CULTURAL HERITAGE IN THE ANTHROPOCENE

During the past 70 years, the impact of human activities on the planet dramatically increased resulting in major global-scale destructive consequences. Among those, the risks and damages to cultural heritage increased dramatically.

Despite the growing concern at any level and the numerous international conventions and national laws for the protection of heritage, thousands of archaeological sites and cultural landscapes around the globe suffered damages or destruction due to multiple factors, like urban sprawl, agriculture, conflicts or natural hazards.

We are thus facing an important global challenge, meaning to fully understand and mitigate the damages that humans have caused for decades and are still causing to the physical places of their past.

WHY ANOTHER WEBSITE ON CULTURAL HERITAGE?

Recent years witnessed a proliferation of websites, platforms and other online initiatives aiming to call attention to the massive destruction of archaeological sites worldwide. Most of them have been launched with the specific aim of documenting the endangered archaeological sites, monuments and natural landscapes.

The twofold message conveyed by these initiatives were those of saving what is in danger and, among the “still standing heritage”, communicating what is less known.

Instead, the Lost Heritage Atlas (LHA) initiative has been dedicated to what is lost forever. The places of the past that have been destroyed by human and natural activities including looting, vandalization, bombing, the construction of roads and buildings as well as large-scale infrastructure such as dams.

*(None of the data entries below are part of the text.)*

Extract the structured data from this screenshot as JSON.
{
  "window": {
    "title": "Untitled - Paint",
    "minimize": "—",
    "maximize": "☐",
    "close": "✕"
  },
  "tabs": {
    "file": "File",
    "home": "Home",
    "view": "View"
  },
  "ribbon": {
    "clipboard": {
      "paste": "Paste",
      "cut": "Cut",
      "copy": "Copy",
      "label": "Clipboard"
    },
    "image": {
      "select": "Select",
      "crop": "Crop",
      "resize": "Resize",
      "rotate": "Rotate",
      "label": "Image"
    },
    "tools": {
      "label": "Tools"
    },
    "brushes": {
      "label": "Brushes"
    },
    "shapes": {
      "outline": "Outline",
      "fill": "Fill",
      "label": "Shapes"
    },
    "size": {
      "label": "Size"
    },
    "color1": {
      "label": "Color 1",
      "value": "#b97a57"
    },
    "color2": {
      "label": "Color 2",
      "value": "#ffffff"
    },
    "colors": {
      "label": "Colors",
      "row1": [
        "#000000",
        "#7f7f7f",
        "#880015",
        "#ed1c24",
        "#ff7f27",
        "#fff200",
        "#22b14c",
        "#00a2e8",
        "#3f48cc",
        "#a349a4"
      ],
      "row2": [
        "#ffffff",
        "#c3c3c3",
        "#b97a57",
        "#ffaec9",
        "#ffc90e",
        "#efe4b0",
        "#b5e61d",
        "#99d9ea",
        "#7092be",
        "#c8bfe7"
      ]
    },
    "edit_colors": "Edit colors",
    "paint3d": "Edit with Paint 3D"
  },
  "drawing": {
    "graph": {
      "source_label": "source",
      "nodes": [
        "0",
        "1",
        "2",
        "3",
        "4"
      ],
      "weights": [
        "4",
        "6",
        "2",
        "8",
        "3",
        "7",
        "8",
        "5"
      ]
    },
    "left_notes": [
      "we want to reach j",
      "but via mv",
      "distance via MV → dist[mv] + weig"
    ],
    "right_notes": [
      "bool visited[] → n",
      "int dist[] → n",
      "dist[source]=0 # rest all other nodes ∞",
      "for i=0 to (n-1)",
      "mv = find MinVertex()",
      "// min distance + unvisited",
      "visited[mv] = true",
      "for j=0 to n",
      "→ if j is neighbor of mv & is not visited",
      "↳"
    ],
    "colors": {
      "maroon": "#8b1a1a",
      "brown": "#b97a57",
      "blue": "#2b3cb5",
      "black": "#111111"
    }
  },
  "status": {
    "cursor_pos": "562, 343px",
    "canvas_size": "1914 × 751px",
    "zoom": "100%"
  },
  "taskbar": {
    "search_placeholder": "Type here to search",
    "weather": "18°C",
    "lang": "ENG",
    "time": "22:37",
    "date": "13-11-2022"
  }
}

We consider heritage in its broadest sense, encompassing natural and cultural, tangible and intangible. Each lost heritage place had its own history and relevance. Each lost heritage place was connected with other lost or still existing heritage places. While the destruction of heritage has a long history, at LHA we focus on the more recent destructive events, those that took place after the concept of "heritage" and its protection and preservation for future generations was already emerged and in most cases already regulated by law.

At LHA, we consider any lost heritage place as meaningful. We strive to go beyond the concept of universal and outstanding value, to address heritage places and practices at any scale.

The only difference is the one that distinguishes between more documented and less known places.

At LHA, we do not consider the heritage places and practices as isolated entities, but as a more complex system, integrating ancient settlements and the landscape with which they interact and shape.

At LHA, the relationship between people and the destroyed heritage is crucial to fully understand the importance of these places, items or practices. For this reason, for each case study that we consider, we dedicate ample space to the impact that its disappearance had on communities.